A High-End Brand Tries a Different Sales Channel

  By: Eve Pearl

Chester Higgins Jr./The New York Times Eve Pearl

By: John Grossman
Last week, we published a case study about Eve Pearl, an Emmy-winning TV makeup artist who founded a cosmetics company by the same name. In June 2011, with online sales and traffic at her three-year-old Manhattan boutique slower than desired, Ms. Pearl, 46, listened hard when ShopNBC, the nation’s third-largest 24-hour home shopping network, invited her to appear live with some of her high-end products.

She weighed the pluses: her experience in front of the cameras on several “Today” show product demos and a potential audience of tens of millions. And she considered the negatives, among them: a possible worsening of cash flow because of the shopping network’s payment terms and the fear of tarnishing her top-drawer brand in the hurly burly of home shopping TV.

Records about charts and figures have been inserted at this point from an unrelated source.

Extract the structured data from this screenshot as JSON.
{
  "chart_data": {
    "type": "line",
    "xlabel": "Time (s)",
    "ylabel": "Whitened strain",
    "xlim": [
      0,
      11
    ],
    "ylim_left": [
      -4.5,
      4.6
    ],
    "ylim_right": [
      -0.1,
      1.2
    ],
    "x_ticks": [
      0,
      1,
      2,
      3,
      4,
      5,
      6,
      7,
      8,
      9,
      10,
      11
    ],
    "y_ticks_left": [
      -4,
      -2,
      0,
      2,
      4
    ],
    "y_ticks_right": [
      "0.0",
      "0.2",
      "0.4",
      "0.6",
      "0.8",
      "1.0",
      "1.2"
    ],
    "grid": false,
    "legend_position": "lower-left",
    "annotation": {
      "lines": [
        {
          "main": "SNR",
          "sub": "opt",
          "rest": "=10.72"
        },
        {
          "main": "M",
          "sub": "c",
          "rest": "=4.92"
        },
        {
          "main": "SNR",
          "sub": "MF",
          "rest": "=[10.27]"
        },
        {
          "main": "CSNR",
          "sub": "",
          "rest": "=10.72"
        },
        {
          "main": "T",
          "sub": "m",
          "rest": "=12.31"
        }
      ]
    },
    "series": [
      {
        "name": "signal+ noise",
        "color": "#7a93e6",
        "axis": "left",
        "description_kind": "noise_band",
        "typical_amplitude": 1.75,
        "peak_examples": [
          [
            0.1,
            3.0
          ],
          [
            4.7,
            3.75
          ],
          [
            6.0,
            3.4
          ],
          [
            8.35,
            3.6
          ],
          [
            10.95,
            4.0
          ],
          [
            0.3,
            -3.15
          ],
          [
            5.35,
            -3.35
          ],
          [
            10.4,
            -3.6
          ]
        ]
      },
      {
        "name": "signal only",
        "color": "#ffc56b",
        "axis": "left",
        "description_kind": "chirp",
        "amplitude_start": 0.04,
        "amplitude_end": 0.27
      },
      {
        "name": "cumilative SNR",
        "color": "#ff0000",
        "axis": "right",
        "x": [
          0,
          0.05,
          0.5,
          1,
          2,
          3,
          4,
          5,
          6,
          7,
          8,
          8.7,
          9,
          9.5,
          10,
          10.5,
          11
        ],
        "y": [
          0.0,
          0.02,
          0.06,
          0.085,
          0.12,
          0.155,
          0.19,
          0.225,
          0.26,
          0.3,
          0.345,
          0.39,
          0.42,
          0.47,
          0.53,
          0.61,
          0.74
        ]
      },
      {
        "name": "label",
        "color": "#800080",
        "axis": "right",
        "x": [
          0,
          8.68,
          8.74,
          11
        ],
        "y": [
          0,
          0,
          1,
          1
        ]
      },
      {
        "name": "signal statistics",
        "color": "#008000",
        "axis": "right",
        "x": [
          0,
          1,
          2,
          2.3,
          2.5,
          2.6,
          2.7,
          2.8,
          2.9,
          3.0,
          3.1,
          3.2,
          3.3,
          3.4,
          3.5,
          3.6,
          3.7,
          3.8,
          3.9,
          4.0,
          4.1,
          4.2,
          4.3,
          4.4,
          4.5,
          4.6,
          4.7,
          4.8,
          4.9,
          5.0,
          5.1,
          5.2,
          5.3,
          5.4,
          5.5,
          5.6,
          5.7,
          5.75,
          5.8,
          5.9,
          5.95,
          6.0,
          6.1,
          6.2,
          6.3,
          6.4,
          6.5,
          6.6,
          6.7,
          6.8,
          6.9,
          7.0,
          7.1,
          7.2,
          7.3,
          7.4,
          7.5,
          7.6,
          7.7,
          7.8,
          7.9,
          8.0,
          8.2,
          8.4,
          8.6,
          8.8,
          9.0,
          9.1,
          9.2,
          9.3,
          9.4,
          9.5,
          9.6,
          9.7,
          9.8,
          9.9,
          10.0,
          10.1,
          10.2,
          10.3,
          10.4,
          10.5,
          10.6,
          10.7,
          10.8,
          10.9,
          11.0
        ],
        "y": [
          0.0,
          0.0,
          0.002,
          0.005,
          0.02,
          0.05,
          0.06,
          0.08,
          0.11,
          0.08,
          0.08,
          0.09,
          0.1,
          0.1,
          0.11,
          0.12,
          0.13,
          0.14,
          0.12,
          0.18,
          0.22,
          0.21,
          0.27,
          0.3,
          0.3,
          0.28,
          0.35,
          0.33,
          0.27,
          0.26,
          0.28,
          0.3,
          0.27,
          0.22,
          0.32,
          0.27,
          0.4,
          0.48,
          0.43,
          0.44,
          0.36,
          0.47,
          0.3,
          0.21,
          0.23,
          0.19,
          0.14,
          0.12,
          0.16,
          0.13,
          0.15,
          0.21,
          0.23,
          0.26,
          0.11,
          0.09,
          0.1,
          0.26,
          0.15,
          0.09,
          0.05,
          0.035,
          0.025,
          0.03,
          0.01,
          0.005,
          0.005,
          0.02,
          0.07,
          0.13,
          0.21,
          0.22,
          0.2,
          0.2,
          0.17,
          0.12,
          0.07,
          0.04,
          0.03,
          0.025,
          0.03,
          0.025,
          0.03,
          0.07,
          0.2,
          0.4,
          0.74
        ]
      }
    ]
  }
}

Last October, Ms. Pearl stepped in front of the ShopNBC cameras, first at midnight, then again at 2 a.m. and 7 a.m. She returned to the networks’ Minnesota studios the following month and has reappeared every month or so, as recently as last weekend. The exposure has had direct and indirect benefits. Ms. Pearl estimates home shopping sales will reach seven figures this year – and represent about a third of her total revenue. And rather than losing any luster because of this added sales venue, she feels her brand is sparkling even more. “Traffic both in the store and on our Web site spikes every time I’m on air – about 30 percent,” she said.